Gerade wollen die Besucher nach dem gewohnt furiosen Finale den Saal verlassen, als ein Starlight-Mitarbeiter das Mikro ergreift und von einem ganz besonderen Jubiläumsgast berichtet. Warmherziger Applaus brandet auf. Die Darsteller schließen ihren Mega-Fan in die Arme. Nikas Traum, er wird endlich wahr.
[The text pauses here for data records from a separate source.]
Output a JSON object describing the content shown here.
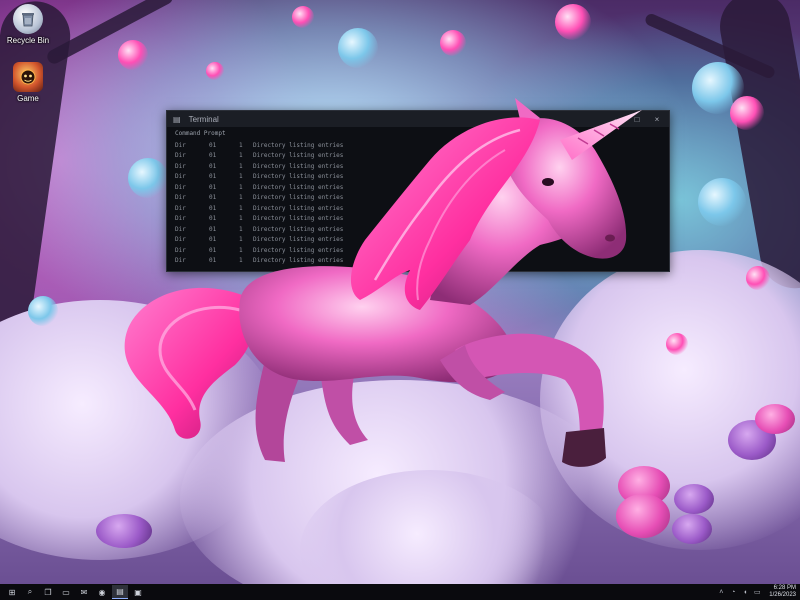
{
  "desktop": {
    "icons": [
      {
        "label": "Recycle Bin",
        "icon": "recycle-bin-icon"
      },
      {
        "label": "Game",
        "icon": "game-icon"
      }
    ]
  },
  "terminal": {
    "title": "Terminal",
    "header": "Command Prompt",
    "rows": [
      {
        "c1": "Dir",
        "c2": "01",
        "c3": "1",
        "c4": "Directory listing entries"
      },
      {
        "c1": "Dir",
        "c2": "01",
        "c3": "1",
        "c4": "Directory listing entries"
      },
      {
        "c1": "Dir",
        "c2": "01",
        "c3": "1",
        "c4": "Directory listing entries"
      },
      {
        "c1": "Dir",
        "c2": "01",
        "c3": "1",
        "c4": "Directory listing entries"
      },
      {
        "c1": "Dir",
        "c2": "01",
        "c3": "1",
        "c4": "Directory listing entries"
      },
      {
        "c1": "Dir",
        "c2": "01",
        "c3": "1",
        "c4": "Directory listing entries"
      },
      {
        "c1": "Dir",
        "c2": "01",
        "c3": "1",
        "c4": "Directory listing entries"
      },
      {
        "c1": "Dir",
        "c2": "01",
        "c3": "1",
        "c4": "Directory listing entries"
      },
      {
        "c1": "Dir",
        "c2": "01",
        "c3": "1",
        "c4": "Directory listing entries"
      },
      {
        "c1": "Dir",
        "c2": "01",
        "c3": "1",
        "c4": "Directory listing entries"
      },
      {
        "c1": "Dir",
        "c2": "01",
        "c3": "1",
        "c4": "Directory listing entries"
      },
      {
        "c1": "Dir",
        "c2": "01",
        "c3": "1",
        "c4": "Directory listing entries"
      }
    ],
    "controls": {
      "minimize": "–",
      "maximize": "□",
      "close": "×"
    }
  },
  "taskbar": {
    "buttons": [
      {
        "icon": "start-icon",
        "glyph": "⊞"
      },
      {
        "icon": "search-icon",
        "glyph": "⌕"
      },
      {
        "icon": "task-view-icon",
        "glyph": "❐"
      },
      {
        "icon": "folder-icon",
        "glyph": "▭"
      },
      {
        "icon": "mail-icon",
        "glyph": "✉"
      },
      {
        "icon": "browser-icon",
        "glyph": "◉"
      },
      {
        "icon": "terminal-icon",
        "glyph": "▤"
      },
      {
        "icon": "store-icon",
        "glyph": "▣"
      }
    ],
    "tray": [
      {
        "icon": "chevron-up-icon",
        "glyph": "˄"
      },
      {
        "icon": "network-icon",
        "glyph": "◔"
      },
      {
        "icon": "volume-icon",
        "glyph": "◖"
      },
      {
        "icon": "battery-icon",
        "glyph": "▭"
      }
    ],
    "clock": {
      "time": "6:28 PM",
      "date": "1/26/2023"
    }
  },
  "colors": {
    "accent": "#ff4fb5",
    "unicorn_body": "#f06ac4",
    "unicorn_mane": "#ff3fa8"
  }
}
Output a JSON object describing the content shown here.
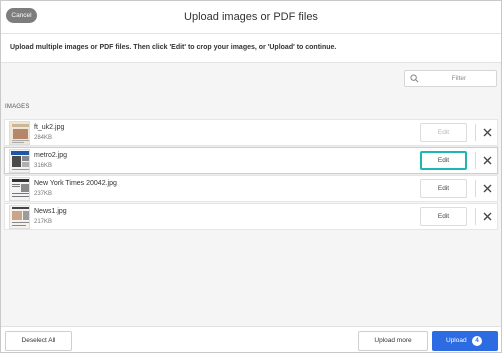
{
  "header": {
    "cancel_label": "Cancel",
    "title": "Upload images or PDF files"
  },
  "instructions": "Upload multiple images or PDF files. Then click 'Edit' to crop your images, or 'Upload' to continue.",
  "filter": {
    "placeholder": "Filter",
    "value": ""
  },
  "section_label": "IMAGES",
  "files": [
    {
      "name": "ft_uk2.jpg",
      "size": "284KB",
      "edit_label": "Edit",
      "edit_state": "disabled",
      "thumb_icon": "newspaper-thumbnail-icon"
    },
    {
      "name": "metro2.jpg",
      "size": "316KB",
      "edit_label": "Edit",
      "edit_state": "focused",
      "thumb_icon": "newspaper-thumbnail-icon"
    },
    {
      "name": "New York Times 20042.jpg",
      "size": "237KB",
      "edit_label": "Edit",
      "edit_state": "normal",
      "thumb_icon": "newspaper-thumbnail-icon"
    },
    {
      "name": "News1.jpg",
      "size": "217KB",
      "edit_label": "Edit",
      "edit_state": "normal",
      "thumb_icon": "newspaper-thumbnail-icon"
    }
  ],
  "footer": {
    "deselect_label": "Deselect All",
    "upload_more_label": "Upload more",
    "upload_label": "Upload",
    "upload_count": "4"
  },
  "colors": {
    "primary": "#2d6be3",
    "focus_ring": "#1fb5b5",
    "cancel_bg": "#7d7d7d"
  }
}
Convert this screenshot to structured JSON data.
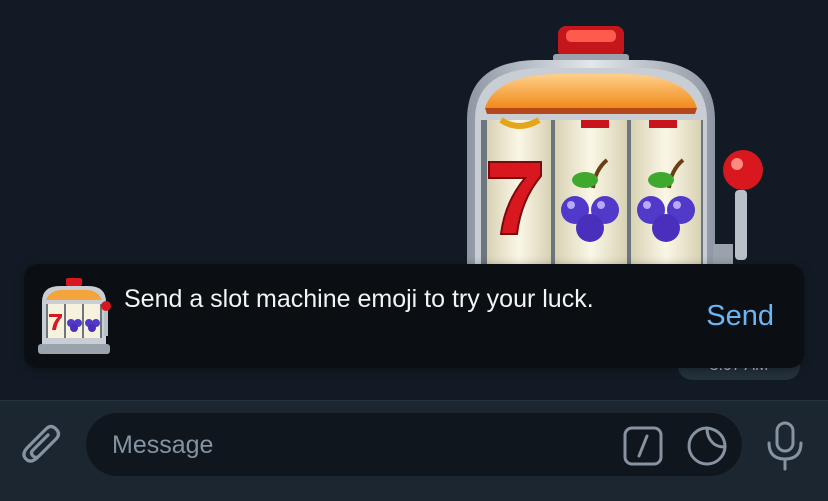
{
  "message": {
    "sticker_icon": "slot-machine-sticker",
    "time": "3:07 AM"
  },
  "toast": {
    "icon": "slot-machine-icon",
    "text": "Send a slot machine emoji to try your luck.",
    "action_label": "Send"
  },
  "composer": {
    "placeholder": "Message",
    "attach_icon": "paperclip-icon",
    "command_icon": "slash-command-icon",
    "sticker_icon": "sticker-icon",
    "mic_icon": "microphone-icon"
  },
  "colors": {
    "chat_background": "#121b25",
    "toast_background": "#0b0f13",
    "accent": "#6cb4f4",
    "composer_background": "#1c2631",
    "input_background": "#0f161d"
  }
}
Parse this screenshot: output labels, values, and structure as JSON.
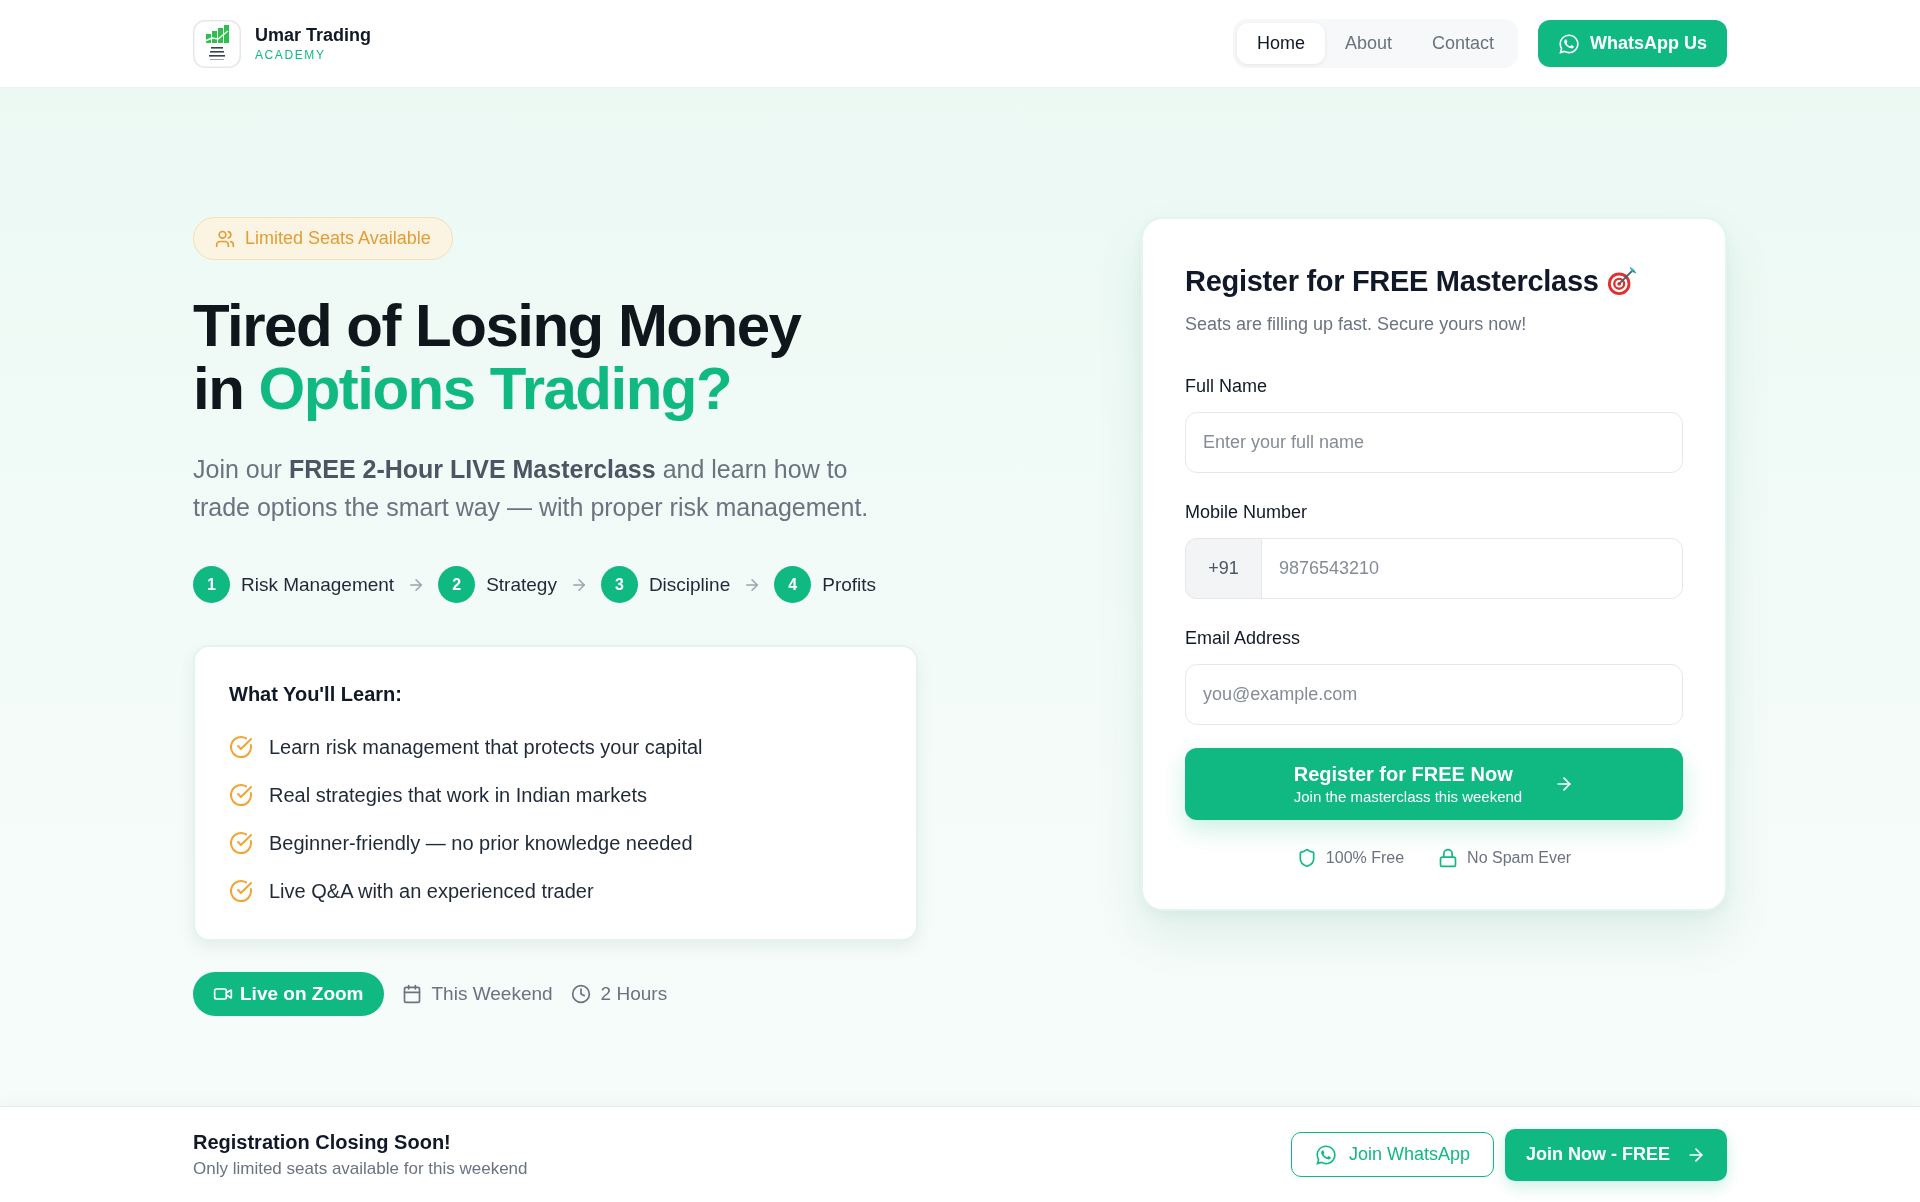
{
  "header": {
    "brand": {
      "name": "Umar Trading",
      "tagline": "ACADEMY"
    },
    "nav": [
      {
        "label": "Home",
        "selected": true
      },
      {
        "label": "About",
        "selected": false
      },
      {
        "label": "Contact",
        "selected": false
      }
    ],
    "cta": {
      "label": "WhatsApp Us"
    }
  },
  "hero": {
    "badge": "Limited Seats Available",
    "headline": {
      "line_1": "Tired of Losing Money",
      "line_2_prefix": "in",
      "line_2_highlight": "Options Trading?"
    },
    "intro": "Join our **FREE 2-Hour LIVE Masterclass** and learn how to trade options the smart way — with proper risk management.",
    "steps": [
      {
        "number": "1",
        "label": "Risk Management"
      },
      {
        "number": "2",
        "label": "Strategy"
      },
      {
        "number": "3",
        "label": "Discipline"
      },
      {
        "number": "4",
        "label": "Profits"
      }
    ],
    "learn_card": {
      "title": "What You'll Learn:",
      "items": [
        "Learn risk management that protects your capital",
        "Real strategies that work in Indian markets",
        "Beginner-friendly — no prior knowledge needed",
        "Live Q&A with an experienced trader"
      ]
    },
    "meta": {
      "platform": "Live on Zoom",
      "when": "This Weekend",
      "duration": "2 Hours"
    }
  },
  "form": {
    "title": "Register for FREE Masterclass",
    "subtitle": "Seats are filling up fast. Secure yours now!",
    "fields": [
      {
        "kind": "text",
        "label": "Full Name",
        "placeholder": "Enter your full name"
      },
      {
        "kind": "phone",
        "label": "Mobile Number",
        "prefix": "+91",
        "placeholder": "9876543210"
      },
      {
        "kind": "email",
        "label": "Email Address",
        "placeholder": "you@example.com"
      }
    ],
    "submit": {
      "label": "Register for FREE Now",
      "sublabel": "Join the masterclass this weekend"
    },
    "assurances": [
      {
        "kind": "shield",
        "label": "100% Free"
      },
      {
        "kind": "lock",
        "label": "No Spam Ever"
      }
    ]
  },
  "sticky_bar": {
    "title": "Registration Closing Soon!",
    "subtitle": "Only limited seats available for this weekend",
    "buttons": [
      {
        "kind": "outline",
        "label": "Join WhatsApp"
      },
      {
        "kind": "primary",
        "label": "Join Now - FREE"
      }
    ]
  }
}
Der nächste Besuch ist gesichert. Als Geschenk spendiert das Theater Freikarten. Wie lange Nika noch mit den Sternen funkeln wird? Der wohl schönste Song des Musicals liefert die Antwort: „Für immer.“

Zahlen und Daten zum Starlight Express

89 Prozent aller Deutschen kennen den Starlight Express

Das wies 2017 eine Marktforschungsstudie aus. Die Allermeisten dürften das Musical mit Bochum in Verbindung bringen: beste Stadt- und Imagewerbung.

416.000 Besucher verfolgten in der vergangenen Spielzeit die Lok-Rennen

Bisher gab es 11.600 Shows. Über 16 Millionen Gäste waren es seit dem Start im Juni 1988: Weltrekord für ein Musical an einem Standort.

305 Mitarbeiter sind im Theater beschäftigt

Damit ist der Starlight Express auch ein bedeutender Arbeitgeber – auch wenn im Zuge der Jubiläumsshow einige Stellen im Orchester und in der Technik wegfallen.

49 Prozent der Besucher kommen aus NRW

Zehn Prozent kommen aus Baden-Württemberg, acht Prozent aus Bayern, jeweils sechs Prozent aus Hessen und Rheinland-Pfalz. Die meisten verbinden den Musicalbesuch mit mindestens einer Übernachtung. Der Trend geht zu Zwei- oder Drei-Tages-Touren. Dabei steuern die Musical-Touristen gern auch das Planetarium, das Bergbaumuseum, das Dreieck oder den Tierpark an.

60 Millionen Euro Jahresumsatz beschert Starlight der Stadt

Davon profitieren neben Handel und Gastronomie insbesondere die Hotels – vorneweg das Acora am Nordring: Mit 50.000 Gästen im Jahr ist es das führende „Starlight-Hotel“.

646.000 Übernachtungen gab es 2017 in Bochum

Zum Vergleich: 1987 waren es 166.000. „Diese enorme Steigerung ist nicht nur, aber vor allem Starlight zuzuschreiben“, sagt Stadtwerber Thomas Weckermann. Augenfällig: 2008 und 2013 gab es in der Hotellerie sprunghafte Zuwachsraten von acht Prozent: Es waren die Starlight-Jubiläumsjahre, in denen die Show – wie auch jetzt wieder – erneuert und aufgefrischt wurde.

88 Prozent der Gäste zeigen sich „sehr“ oder „voll und ganz“ zufrieden

So heißt es in einer Befragung aus dem Jahr 2018. 64 Prozent stehen einem erneuten Besuch offen gegenüber. Beste Voraussetzungen für eine erfolgreiche Zukunft des Musicals, das besonders viele Frauen anlockt: 61 Prozent der Besucher sind weiblich.